Drugie podejście również nie było najlepsze. W przegranym spotkaniu z Lecce Reca przebywał na boisku 77 minut i kolejny raz nie pozostawił po sobie dobrego wrażenia. Widać było, że ostatni rok spędził, głównie trenując, na murawie pojawiając się rzadziej niż od święta. Opinia, że „żaden trening nie zastąpi ci meczu”, zdawała się idealnie pasować do pierwszych tygodni Recy w nowym otoczeniu.
Wystrzał
Nie mógł sobie polski obrońca znaleźć lepszego momentu na odnalezienie formy niż starcie przeciwko Juventusowi. Trudno oczywiście oczekiwać, by SPAL było w stanie urwać „Starej Damie” jakieś punkty, lecz Reca za to spotkanie zebrał pierwsze pochwały. Grając na lewym wahadle, często brał odważnie udział w akcjach ofensywnych, nie zaniedbując przy tym obowiązków w obronie. Pierwszy promyk nadziei, który z czasem ma się zamienić w regularne błyszczenie na włoskich boiskach.
Potwierdzenie dobrej formy defensora nadeszło bardzo szybko. Był jednym z najlepszych zawodników meczu z Parmą, który w końcu udało się wygrać. Imponował wydolnością, będąc w stanie cały czas biegać z obrony do ataku i z powrotem. Zwracano uwagę na jego umiejętność dośrodkowania w pełnym biegu, odważne dryblingi czy próby schodzenia do środka. Dodatkowo zaskoczył mocnym wyrzutem piłki z autu, dzięki któremu pod polem karnym rywali nieraz robiło się gorąco.
Arek Reca się rozkręca.

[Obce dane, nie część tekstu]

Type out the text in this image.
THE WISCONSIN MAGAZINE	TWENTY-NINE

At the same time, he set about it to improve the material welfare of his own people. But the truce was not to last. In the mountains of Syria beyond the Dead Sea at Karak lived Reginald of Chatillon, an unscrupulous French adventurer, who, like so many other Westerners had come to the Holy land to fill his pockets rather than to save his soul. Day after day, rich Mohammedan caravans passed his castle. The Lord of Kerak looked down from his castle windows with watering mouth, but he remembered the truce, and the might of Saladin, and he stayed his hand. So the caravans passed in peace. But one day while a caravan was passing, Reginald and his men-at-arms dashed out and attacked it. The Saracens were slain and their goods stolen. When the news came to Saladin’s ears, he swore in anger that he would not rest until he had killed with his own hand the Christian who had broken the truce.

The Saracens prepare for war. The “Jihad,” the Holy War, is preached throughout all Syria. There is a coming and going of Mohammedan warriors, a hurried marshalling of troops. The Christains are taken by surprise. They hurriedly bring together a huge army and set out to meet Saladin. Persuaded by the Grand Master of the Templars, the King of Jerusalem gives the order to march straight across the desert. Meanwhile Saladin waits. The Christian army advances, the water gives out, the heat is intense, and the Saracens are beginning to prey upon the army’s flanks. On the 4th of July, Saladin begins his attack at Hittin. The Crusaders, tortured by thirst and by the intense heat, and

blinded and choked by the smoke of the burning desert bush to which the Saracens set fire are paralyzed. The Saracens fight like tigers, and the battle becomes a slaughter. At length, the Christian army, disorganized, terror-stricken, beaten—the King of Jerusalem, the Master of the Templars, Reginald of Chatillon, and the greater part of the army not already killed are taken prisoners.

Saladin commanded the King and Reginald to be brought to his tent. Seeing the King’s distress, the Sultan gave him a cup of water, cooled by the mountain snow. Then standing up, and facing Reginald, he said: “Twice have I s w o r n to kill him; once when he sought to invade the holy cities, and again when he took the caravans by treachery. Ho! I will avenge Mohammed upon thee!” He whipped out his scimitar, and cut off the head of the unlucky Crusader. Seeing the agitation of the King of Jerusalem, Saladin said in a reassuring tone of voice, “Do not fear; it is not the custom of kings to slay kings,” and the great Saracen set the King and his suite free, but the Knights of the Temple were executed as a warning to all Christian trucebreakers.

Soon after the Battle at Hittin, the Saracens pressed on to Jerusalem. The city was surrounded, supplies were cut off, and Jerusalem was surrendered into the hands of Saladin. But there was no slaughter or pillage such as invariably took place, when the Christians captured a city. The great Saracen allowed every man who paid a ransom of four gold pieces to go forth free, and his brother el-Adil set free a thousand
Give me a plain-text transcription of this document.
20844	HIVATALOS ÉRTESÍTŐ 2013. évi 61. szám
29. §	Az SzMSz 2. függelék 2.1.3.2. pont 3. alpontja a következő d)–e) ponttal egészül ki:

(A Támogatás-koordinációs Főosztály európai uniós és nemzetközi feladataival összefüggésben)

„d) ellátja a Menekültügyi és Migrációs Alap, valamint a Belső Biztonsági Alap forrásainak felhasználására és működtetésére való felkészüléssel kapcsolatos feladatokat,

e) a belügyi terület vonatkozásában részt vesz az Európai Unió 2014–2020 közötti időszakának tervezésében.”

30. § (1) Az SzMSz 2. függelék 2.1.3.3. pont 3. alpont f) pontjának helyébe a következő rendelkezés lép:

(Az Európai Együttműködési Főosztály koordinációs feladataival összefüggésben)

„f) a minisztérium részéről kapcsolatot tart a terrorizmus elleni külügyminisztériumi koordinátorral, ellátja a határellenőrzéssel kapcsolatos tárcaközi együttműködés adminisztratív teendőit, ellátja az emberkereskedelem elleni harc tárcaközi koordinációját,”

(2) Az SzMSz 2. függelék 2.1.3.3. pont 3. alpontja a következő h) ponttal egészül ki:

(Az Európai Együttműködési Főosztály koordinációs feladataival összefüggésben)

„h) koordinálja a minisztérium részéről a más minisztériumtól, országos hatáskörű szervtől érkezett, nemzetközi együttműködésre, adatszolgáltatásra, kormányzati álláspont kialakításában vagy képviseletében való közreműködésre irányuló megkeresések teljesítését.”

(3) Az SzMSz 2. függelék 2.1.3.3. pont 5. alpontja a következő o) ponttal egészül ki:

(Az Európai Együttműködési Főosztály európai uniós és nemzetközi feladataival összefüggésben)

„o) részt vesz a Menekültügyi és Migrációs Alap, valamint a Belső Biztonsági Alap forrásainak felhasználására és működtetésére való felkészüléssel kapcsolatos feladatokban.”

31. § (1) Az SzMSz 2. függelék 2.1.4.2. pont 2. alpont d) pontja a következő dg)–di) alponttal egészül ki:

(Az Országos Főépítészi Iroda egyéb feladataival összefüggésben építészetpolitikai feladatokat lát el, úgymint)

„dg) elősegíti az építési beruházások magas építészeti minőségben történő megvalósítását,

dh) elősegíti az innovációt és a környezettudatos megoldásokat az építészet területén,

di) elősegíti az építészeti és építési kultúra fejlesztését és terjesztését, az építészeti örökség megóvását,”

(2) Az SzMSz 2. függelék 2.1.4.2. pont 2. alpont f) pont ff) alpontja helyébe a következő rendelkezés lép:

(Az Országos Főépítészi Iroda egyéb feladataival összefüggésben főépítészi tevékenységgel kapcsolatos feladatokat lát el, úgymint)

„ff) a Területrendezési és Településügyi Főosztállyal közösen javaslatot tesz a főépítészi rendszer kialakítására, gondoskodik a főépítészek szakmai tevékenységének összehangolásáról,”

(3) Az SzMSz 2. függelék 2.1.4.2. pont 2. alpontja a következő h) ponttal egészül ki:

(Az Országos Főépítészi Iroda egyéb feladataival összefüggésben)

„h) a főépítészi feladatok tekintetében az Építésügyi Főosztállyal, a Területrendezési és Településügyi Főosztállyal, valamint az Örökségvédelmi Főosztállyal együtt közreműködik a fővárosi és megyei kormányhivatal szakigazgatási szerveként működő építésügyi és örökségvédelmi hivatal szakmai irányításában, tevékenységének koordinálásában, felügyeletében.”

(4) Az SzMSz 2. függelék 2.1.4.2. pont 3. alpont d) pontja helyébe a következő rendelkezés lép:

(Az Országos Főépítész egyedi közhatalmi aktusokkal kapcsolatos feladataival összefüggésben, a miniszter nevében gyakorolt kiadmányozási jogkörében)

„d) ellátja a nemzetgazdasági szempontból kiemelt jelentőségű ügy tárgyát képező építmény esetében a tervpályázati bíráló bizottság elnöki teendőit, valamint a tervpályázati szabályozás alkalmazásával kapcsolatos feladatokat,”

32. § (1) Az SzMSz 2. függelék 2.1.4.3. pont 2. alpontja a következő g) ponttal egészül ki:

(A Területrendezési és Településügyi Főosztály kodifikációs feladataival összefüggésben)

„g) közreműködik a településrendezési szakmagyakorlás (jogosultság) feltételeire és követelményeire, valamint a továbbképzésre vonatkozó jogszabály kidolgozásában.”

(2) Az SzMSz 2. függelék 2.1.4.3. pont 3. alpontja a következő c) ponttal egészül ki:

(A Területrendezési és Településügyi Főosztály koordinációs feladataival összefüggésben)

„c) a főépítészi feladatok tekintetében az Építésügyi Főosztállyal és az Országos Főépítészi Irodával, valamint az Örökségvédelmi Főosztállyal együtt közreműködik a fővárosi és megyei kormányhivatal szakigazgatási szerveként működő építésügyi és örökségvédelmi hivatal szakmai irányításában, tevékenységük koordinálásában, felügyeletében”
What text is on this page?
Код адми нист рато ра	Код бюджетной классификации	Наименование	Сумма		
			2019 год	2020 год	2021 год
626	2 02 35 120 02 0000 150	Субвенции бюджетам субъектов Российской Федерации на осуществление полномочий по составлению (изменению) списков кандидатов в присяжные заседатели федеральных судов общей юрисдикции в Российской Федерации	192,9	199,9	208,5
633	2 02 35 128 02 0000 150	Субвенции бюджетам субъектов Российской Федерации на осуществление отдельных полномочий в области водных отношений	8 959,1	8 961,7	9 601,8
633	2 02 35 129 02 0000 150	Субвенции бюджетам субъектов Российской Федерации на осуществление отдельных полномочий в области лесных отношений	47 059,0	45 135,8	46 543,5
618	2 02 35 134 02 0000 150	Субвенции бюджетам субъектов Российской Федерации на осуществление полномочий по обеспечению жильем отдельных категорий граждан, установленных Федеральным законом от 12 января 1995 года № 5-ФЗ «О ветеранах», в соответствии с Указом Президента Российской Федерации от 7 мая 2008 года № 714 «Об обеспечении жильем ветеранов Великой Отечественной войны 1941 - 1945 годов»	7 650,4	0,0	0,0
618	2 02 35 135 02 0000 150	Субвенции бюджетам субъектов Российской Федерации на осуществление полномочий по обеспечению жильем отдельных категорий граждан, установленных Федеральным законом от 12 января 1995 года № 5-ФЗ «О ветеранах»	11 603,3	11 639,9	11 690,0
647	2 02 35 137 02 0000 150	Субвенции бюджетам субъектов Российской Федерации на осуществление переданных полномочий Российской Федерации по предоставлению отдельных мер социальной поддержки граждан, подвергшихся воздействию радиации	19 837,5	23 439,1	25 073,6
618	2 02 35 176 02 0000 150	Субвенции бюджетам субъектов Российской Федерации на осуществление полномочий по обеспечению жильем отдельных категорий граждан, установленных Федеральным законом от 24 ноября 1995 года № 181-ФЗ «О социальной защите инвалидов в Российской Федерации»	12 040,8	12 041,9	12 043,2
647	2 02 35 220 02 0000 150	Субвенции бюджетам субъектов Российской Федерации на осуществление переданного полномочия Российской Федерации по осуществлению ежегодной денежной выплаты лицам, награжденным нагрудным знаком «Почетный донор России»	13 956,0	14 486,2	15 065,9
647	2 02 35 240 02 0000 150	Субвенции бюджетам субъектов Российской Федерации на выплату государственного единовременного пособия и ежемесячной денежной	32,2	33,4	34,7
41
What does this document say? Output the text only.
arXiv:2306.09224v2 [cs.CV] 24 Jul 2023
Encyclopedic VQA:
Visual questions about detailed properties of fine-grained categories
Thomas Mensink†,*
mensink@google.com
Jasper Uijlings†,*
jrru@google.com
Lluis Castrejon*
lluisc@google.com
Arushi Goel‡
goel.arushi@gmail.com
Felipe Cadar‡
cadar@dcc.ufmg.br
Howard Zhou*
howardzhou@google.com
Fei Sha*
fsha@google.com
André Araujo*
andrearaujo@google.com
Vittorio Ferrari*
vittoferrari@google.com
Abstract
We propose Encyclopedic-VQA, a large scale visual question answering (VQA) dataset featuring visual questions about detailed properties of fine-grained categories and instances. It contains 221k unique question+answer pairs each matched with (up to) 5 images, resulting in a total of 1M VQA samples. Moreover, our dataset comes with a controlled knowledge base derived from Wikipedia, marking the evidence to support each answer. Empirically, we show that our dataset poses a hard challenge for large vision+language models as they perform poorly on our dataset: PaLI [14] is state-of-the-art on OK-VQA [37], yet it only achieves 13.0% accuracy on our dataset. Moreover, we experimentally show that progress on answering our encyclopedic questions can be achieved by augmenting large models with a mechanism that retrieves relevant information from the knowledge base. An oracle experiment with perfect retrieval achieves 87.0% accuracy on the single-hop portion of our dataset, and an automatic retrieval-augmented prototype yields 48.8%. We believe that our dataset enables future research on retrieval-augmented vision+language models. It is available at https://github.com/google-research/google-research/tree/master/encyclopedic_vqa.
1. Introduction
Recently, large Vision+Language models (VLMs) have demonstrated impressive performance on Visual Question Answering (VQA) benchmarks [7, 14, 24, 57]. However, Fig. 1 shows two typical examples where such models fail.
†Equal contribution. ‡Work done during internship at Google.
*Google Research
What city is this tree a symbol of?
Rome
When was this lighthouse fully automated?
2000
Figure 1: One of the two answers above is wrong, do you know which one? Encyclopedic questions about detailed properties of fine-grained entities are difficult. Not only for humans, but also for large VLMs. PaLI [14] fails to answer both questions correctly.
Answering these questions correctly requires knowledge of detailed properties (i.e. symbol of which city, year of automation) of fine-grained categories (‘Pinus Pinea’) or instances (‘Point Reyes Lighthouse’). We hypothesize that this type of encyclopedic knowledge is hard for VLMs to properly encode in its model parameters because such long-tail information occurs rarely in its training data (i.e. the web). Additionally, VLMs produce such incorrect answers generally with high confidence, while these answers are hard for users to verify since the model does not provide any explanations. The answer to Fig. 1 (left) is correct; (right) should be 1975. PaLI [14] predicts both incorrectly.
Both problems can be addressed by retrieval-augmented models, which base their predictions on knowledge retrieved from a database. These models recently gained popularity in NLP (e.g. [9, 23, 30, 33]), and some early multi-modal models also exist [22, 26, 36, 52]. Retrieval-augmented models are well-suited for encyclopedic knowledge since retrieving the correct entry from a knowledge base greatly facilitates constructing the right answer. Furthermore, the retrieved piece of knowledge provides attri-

Z Parmą 90 min na lewej pomocy, dużo szybkich akcji, kilka niezłych podań i prób strzałów, odważnie wchodził w drybling, pomocny w obronie, koledzy ze SPAL często mu grali, z zaufaniem. Wygląda to na duży przełom
— Mateusz Skwierawski (@MSkwierawski) October 5, 2019
Sam zainteresowany jest świadomy, że ma teraz dobry okres. W wywiadach podkreśla, że jest w formie i z przyjemnością wybiegnie na murawę. Tym bardziej że z najbliższym przeciwnikiem kadry Brzęczka ma bardzo dobre wspomnienia.
Mając w perspektywie mecz z Łotwą, Reca daje wiele powodów, by wystawić go od pierwszej minuty. Wiadomo, że to Polacy będą prowadzić grę i większą ilość czasu spędzać na połowie przeciwnika. Ofensywnie usposobiony Reca może świetnie wykorzystać przestrzeń, którą zrobi mu Kamil Grosicki. Patrząc na brak chemii pomiędzy Brzęczkiem a Rybusem, oraz problemy zdrowotne, które zgłaszał Jędrzejczyk, obrońca SPAL powinien być mocnym kandydatem do pierwszego składu. W końcu nie z przymusu lub braku opcji, lecz po solidnym zapracowaniu na ten zaszczyt.